Thursday, August 27, 2015

Khodorkovsky Calls for Civil Disobedience against Unjust Laws and Putin's Unjust System



Paul Goble

            Staunton, August 27 – Mikhail Khodorkovsky says that Russian citizens are fully entitled not to observe unjust laws imposed not to promote justice but to protect the power of Vladimir Putin, a potentially dramatic development in the relationship between the Russian opposition, the Russian people, and the Kremlin.

            In a blog post on OpenRussia.org today that has been widely reposted, the former businessman, political prisoner and now émigré political leader argues that recent court cases and recent laws show that “in [Russia], there is no legal system, neither for ‘the others’ nor for ‘our own’” (openrussia.org/post/view/9227/).
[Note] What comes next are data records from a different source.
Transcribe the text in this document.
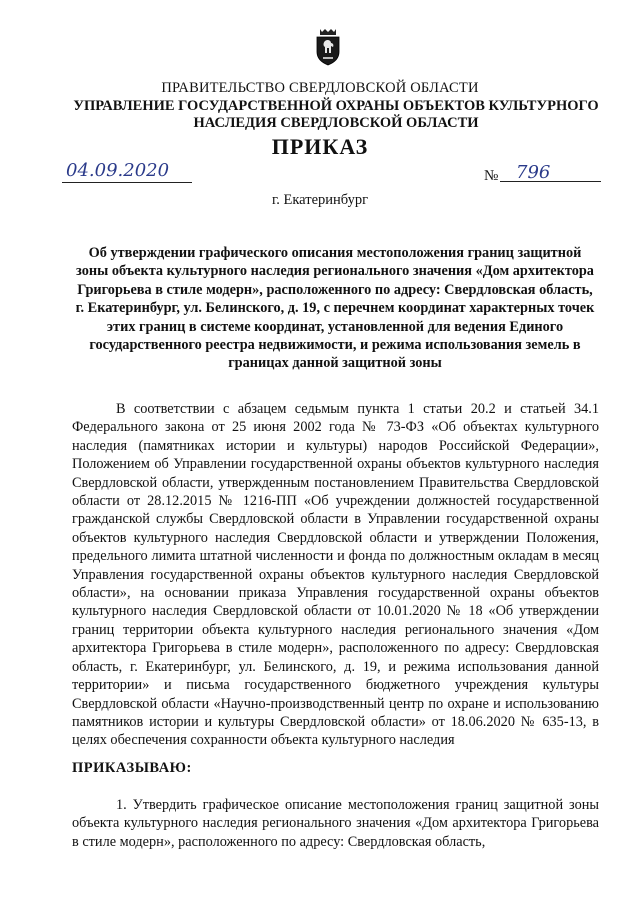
ПРАВИТЕЛЬСТВО СВЕРДЛОВСКОЙ ОБЛАСТИ
УПРАВЛЕНИЕ ГОСУДАРСТВЕННОЙ ОХРАНЫ ОБЪЕКТОВ КУЛЬТУРНОГО НАСЛЕДИЯ СВЕРДЛОВСКОЙ ОБЛАСТИ
ПРИКАЗ
04.09.2020	№ 796
г. Екатеринбург
Об утверждении графического описания местоположения границ защитной зоны объекта культурного наследия регионального значения «Дом архитектора Григорьева в стиле модерн», расположенного по адресу: Свердловская область, г. Екатеринбург, ул. Белинского, д. 19, с перечнем координат характерных точек этих границ в системе координат, установленной для ведения Единого государственного реестра недвижимости, и режима использования земель в границах данной защитной зоны

В соответствии с абзацем седьмым пункта 1 статьи 20.2 и статьей 34.1 Федерального закона от 25 июня 2002 года № 73-ФЗ «Об объектах культурного наследия (памятниках истории и культуры) народов Российской Федерации», Положением об Управлении государственной охраны объектов культурного наследия Свердловской области, утвержденным постановлением Правительства Свердловской области от 28.12.2015 № 1216-ПП «Об учреждении должностей государственной гражданской службы Свердловской области в Управлении государственной охраны объектов культурного наследия Свердловской области и утверждении Положения, предельного лимита штатной численности и фонда по должностным окладам в месяц Управления государственной охраны объектов культурного наследия Свердловской области», на основании приказа Управления государственной охраны объектов культурного наследия Свердловской области от 10.01.2020 № 18 «Об утверждении границ территории объекта культурного наследия регионального значения «Дом архитектора Григорьева в стиле модерн», расположенного по адресу: Свердловская область, г. Екатеринбург, ул. Белинского, д. 19, и режима использования данной территории» и письма государственного бюджетного учреждения культуры Свердловской области «Научно-производственный центр по охране и использованию памятников истории и культуры Свердловской области» от 18.06.2020 № 635-13, в целях обеспечения сохранности объекта культурного наследия

ПРИКАЗЫВАЮ:

1. Утвердить графическое описание местоположения границ защитной зоны объекта культурного наследия регионального значения «Дом архитектора Григорьева в стиле модерн», расположенного по адресу: Свердловская область,
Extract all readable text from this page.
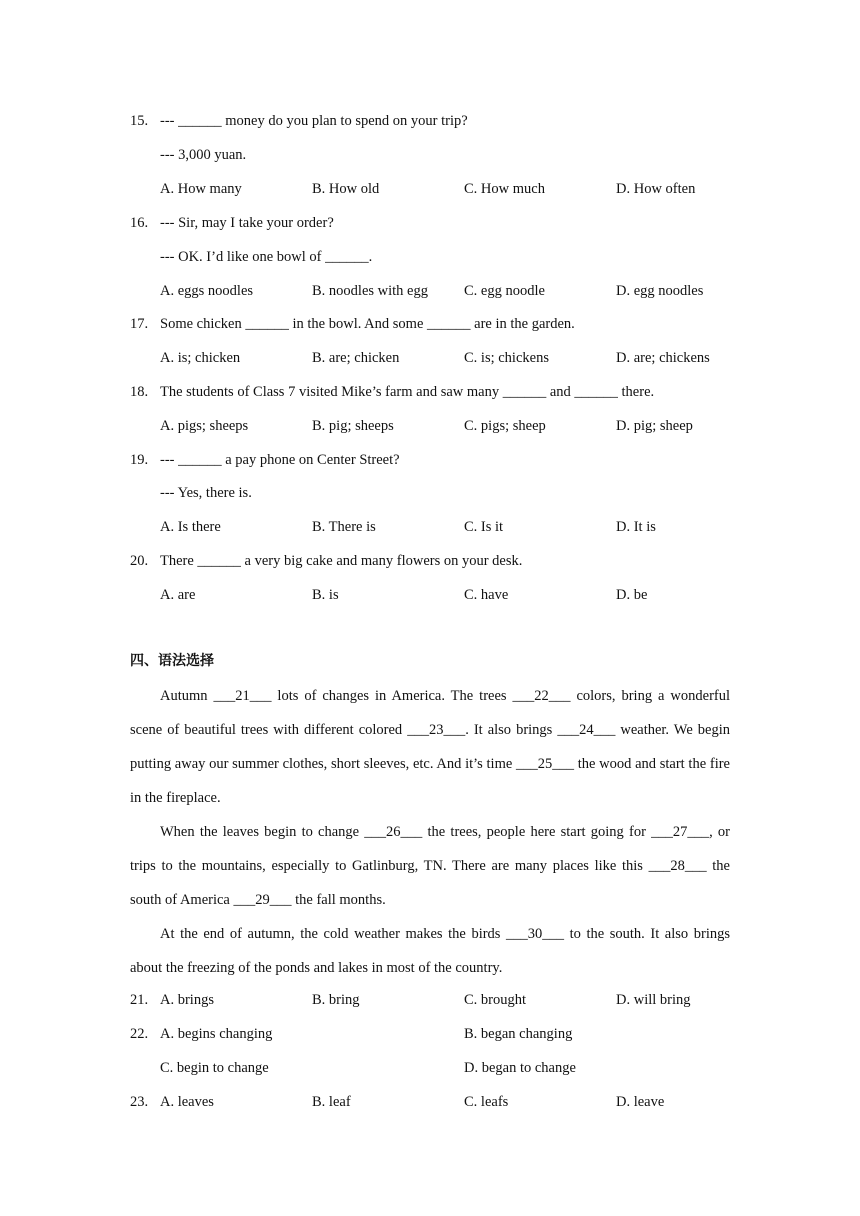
15. --- ______ money do you plan to spend on your trip?
--- 3,000 yuan.
A. How many	B. How old	C. How much	D. How often
16. --- Sir, may I take your order?
--- OK. I’d like one bowl of ______.
A. eggs noodles	B. noodles with egg C. egg noodle	D. egg noodles
17. Some chicken ______ in the bowl. And some ______ are in the garden.
A. is; chicken	B. are; chicken	C. is; chickens	D. are; chickens
18. The students of Class 7 visited Mike’s farm and saw many ______ and ______ there.
A. pigs; sheeps	B. pig; sheeps	C. pigs; sheep	D. pig; sheep
19. --- ______ a pay phone on Center Street?
--- Yes, there is.
A. Is there	B. There is	C. Is it	D. It is
20. There ______ a very big cake and many flowers on your desk.
A. are	B. is	C. have	D. be
四、语法选择

Autumn ___21___ lots of changes in America. The trees ___22___ colors, bring a wonderful scene of beautiful trees with different colored ___23___. It also brings ___24___ weather. We begin putting away our summer clothes, short sleeves, etc. And it’s time ___25___ the wood and start the fire in the fireplace.

When the leaves begin to change ___26___ the trees, people here start going for ___27___, or trips to the mountains, especially to Gatlinburg, TN. There are many places like this ___28___ the south of America ___29___ the fall months.

At the end of autumn, the cold weather makes the birds ___30___ to the south. It also brings about the freezing of the ponds and lakes in most of the country.

21. A. brings	B. bring	C. brought	D. will bring
22. A. begins changing	B. began changing
C. begin to change	D. began to change
23. A. leaves	B. leaf	C. leafs	D. leave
                “Many laws in effect in the Russian Federation are immoral and unjust. It is immoral and unjust to take away from invalid children the right to be adopted by foreigners and leave them in far from ideal orphanages. It is immoral and unjust to threaten to deprive all citizens of Russia access to Wikipedia which does not have any analogues as a world repository of knowledge.”

            Moreover, “it is immoral and unjust to label groups ‘foreign agents’ and drive out of the country the Dynasty Foundation which supports scholarship while at the same time [the pro-Kremlin] United Russia Party receives financing from offshore accounts.”

            Many people in many times and countries have discussed the proper relationship between law as a formal act and true law, and “a consensus on this has been worked out long ago. If a formal law is unjust, it does not correspond to true law; and that means that citizens have the right not to observe it.”

            As Khodorkovsky points out, “the genocide in Nazi Germany also was carried out according to formal law, but who would decide to condemn those Germans who opposed it and refused to obey such laws?”

            “From this follows a quite simple conclusion,” he continues. “Citizens of Russia have the complete right not to observe illegal and unjust laws like ‘the Dima Yakovlev law’ and the laws about the destruction of sanctioned products. They have the moral and what is most important the legal right to go around the blocking of websites by Roskomnadzor.”

            The current situation in which Oleg Mironov was condemned unjustly and therefore “not in correspondence with real law, reflects “the nature of the Russian law enforcement system or more precisely its absence.  That system has been transformed into simply ‘a protection’ one” for the authorities.

            Those who commit even insignificant violations but whose actions are not in accord with the leaders of the country are punished severely, Khodorkovsky continues, while those who commit major crimes but do so with the agreement of those in power escape without any punishment at all.

            “Regardless of our political views,” he argues, “we all as a society very much need a state which is capable of adopting understandable, truly legal and just laws and a state which will observe these laws and not use them as clubs against those the powers find unsuitable.” Russians need “a state based on law and not on propaganda and the unlimited power of one man.’

            “A strong state about which many dream is not a state which can deal as it likes with any political opponent but one which is capable of ensuring that law is observed on the territory of the entire country.”  Khodorkovsky adds: “without a state based on law and justice and not personal power, we will not make it better.”

            Keeping people behind bars who threaten no one violates the principles of mercy which should be behind all legislation, he concludes.  “The desire ‘to punish’ only distracts the attention of society from the true causes and the truly guilty.” What Russia needs are laws and a legal system based on justice and its universal application.

            That is not what Vladimir Putin offers Russians now, Khodorkovsky reiterates, and Russians thus have every right to violate his unjust and immoral laws and his equally unjust and immoral application of formal law.